TARSU: quando la riduzione del tributo è legittima?

In Fisco e contabilità
Cassazione civile, sezione tributaria, ordinanza n.22531 del 29/09/2017 [Leggi provvedimento]
Redatto dalla Dott.ssa Benedetta Capone

La Corte di Cassazione Sezione Tributaria, con ordinanza 29/09/2017 n. 22531, ha statuito che contribuenti e imprese hanno il diritto alla riduzione della tariffa sui rifiuti nel caso in cui subiscano disfunzioni, protratte nel tempo, del servizio pubblico di raccolta.

Questo è quanto affermato dalla Suprema Corte in relazione al ricorso proposto da una società napoletana avverso la sentenza della Commissione Tributaria Regionale, che aveva ritenuto legittimo l’avviso di pagamento Tarsu 2008 notificato alla ricorrente per conto del Comune di Napoli.

Nel primo motivo di ricorso, la società ha lamentato l’errata valutazione di legittimità del D.Lgs. n.507 1993 (il decreto in questione contiene la disciplina in tema TARSU), sulla diversificazione tariffaria tra locali ad uso alberghiero e locali ad uso abitativo, in realtà accomunati dalla legge. Ciò, secondo la ricorrente, avrebbe comportato una tariffa in misura di molto eccedente la maggior produzione di rifiuti, concretizzando la violazione del principio UE “chi inquina paga”.

La Cassazione, tuttavia, ha ritenuto infondato tale motivo di ricorso e avallato la tesi sostenuta da un orientamento giurisprudenziale secondo cui è legittima una tassa calcolata in base ad una stima del volume dei rifiuti e non sulla base del quantitativo effettivamente prodotto; cosi come è legittima la delibera comunale di approvazione del regolamento sulla differenziazione tariffaria tra case civili e alberghi, i quali vengono assoggettati ad una tariffa notevolmente superiore, sulla base della loro maggiore capacità produttiva.

Il secondo motivo di ricorso ha rappresentato poi il punto principale su cui la Cassazione ha fondato la sua decisione.

La società ricorrente, infatti, si doleva del fatto che la Commissione Tributaria Regionale non avrebbe riconosciuto l’applicazione dell’art.59 riguardante la riduzione del tributo fino al 40% della tariffa, in conseguenza delle notorie e protratte disfunzioni nella raccolta dei rifiuti nella città di Napoli.

Ebbene la Corte ha ritenuto fondato tale motivo in virtù di quanto sancito dal comma 4 dell’art. 59 del decreto, il quale afferma che “se il servizio di raccolta non si è svolto nella zona di residenza o di dimora (…) o è effettuato in grave violazione delle prescrizioni del regolamento il tributo è dovuto nella misura ridotta (..)”.

Nel caso di specie, la Commissione aveva escluso il diritto di riduzione ritenendo che il disservizio del servizio pubblico di raccolta non fosse imputabile alla responsabilità del Comune.

Al contrario, la Cassazione ha ritenuto che tale ratio decidendi fosse errata perché basata su un elemento, quale la responsabilità dell’amministrazione comunale, non previsto dalla legge nella fattispecie di riduzione.
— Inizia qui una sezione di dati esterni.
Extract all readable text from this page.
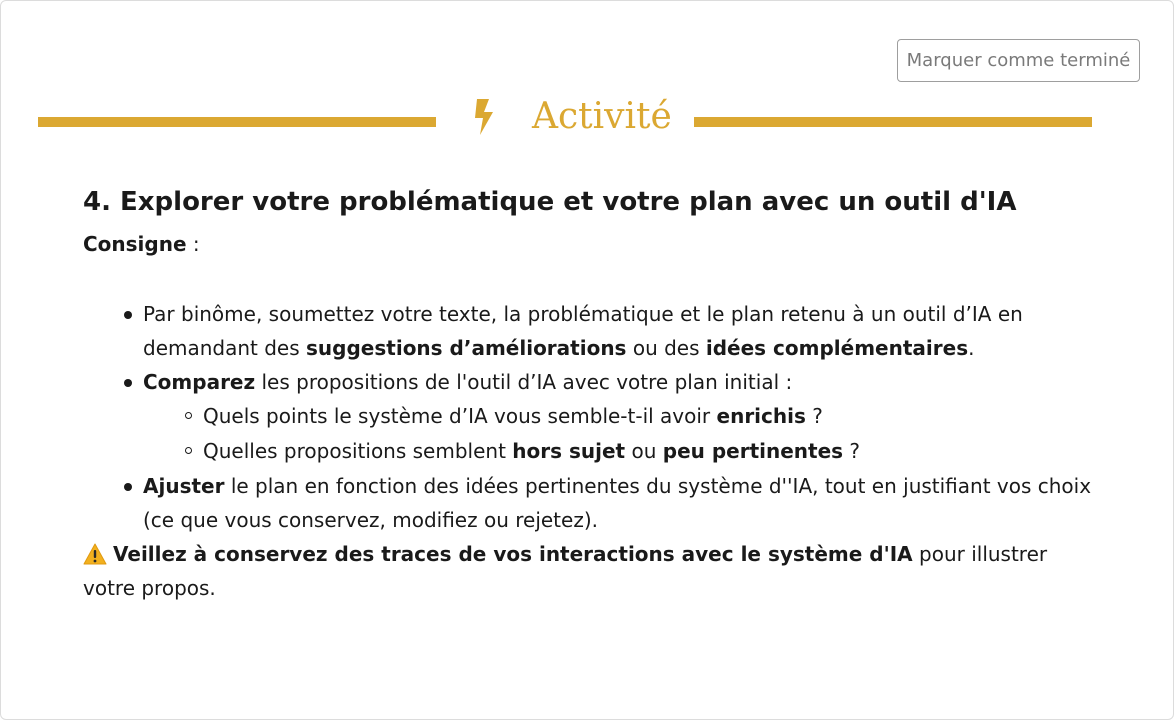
Marquer comme terminé
Activité
4. Explorer votre problématique et votre plan avec un outil d'IA
Consigne :
Par binôme, soumettez votre texte, la problématique et le plan retenu à un outil d’IA en demandant des suggestions d’améliorations ou des idées complémentaires.
Comparez les propositions de l'outil d’IA avec votre plan initial :
Quels points le système d’IA vous semble-t-il avoir enrichis ?
Quelles propositions semblent hors sujet ou peu pertinentes ?
Ajuster le plan en fonction des idées pertinentes du système d''IA, tout en justifiant vos choix (ce que vous conservez, modifiez ou rejetez).
Veillez à conservez des traces de vos interactions avec le système d'IA pour illustrer votre propos.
In proposito la Suprema Corte ha, altresì, rilevato come il comma 6 dell’art 59 escluda l’esonero o la riduzione del tributo solo in caso di interruzione del servizio temporanea e dovuta a motivi sindacali o ad imprevedibili impedimenti organizzativi.

Dal canto suo il Comune di Napoli nel controricorso ha evidenziato l’imprevedibilità e, dunque, la non imputabilità della disfunzione e richiamato l’art. 9 del Regolamento Tarsu del Comune di Napoli, secondo cui il cittadino deve pagare la tassa per intero qualora il disservizio fosse stato determinato “da situazioni emergenziali”.

Ma la Corte ha considerato il requisito di non prevedibilità dell’evento estraneo alla fattispecie della riduzione ed ha, quindi, sconfessato le argomentazioni prospettate dal Comune di Napoli a sostegno della propria tesi difensiva.

In definitiva, gli ermellini hanno dunque accolto il secondo motivo di ricorso, cassato la sentenza e stabilito che in tali circostanze di disfunzione del servizio vige il diritto del contribuente alla riduzione.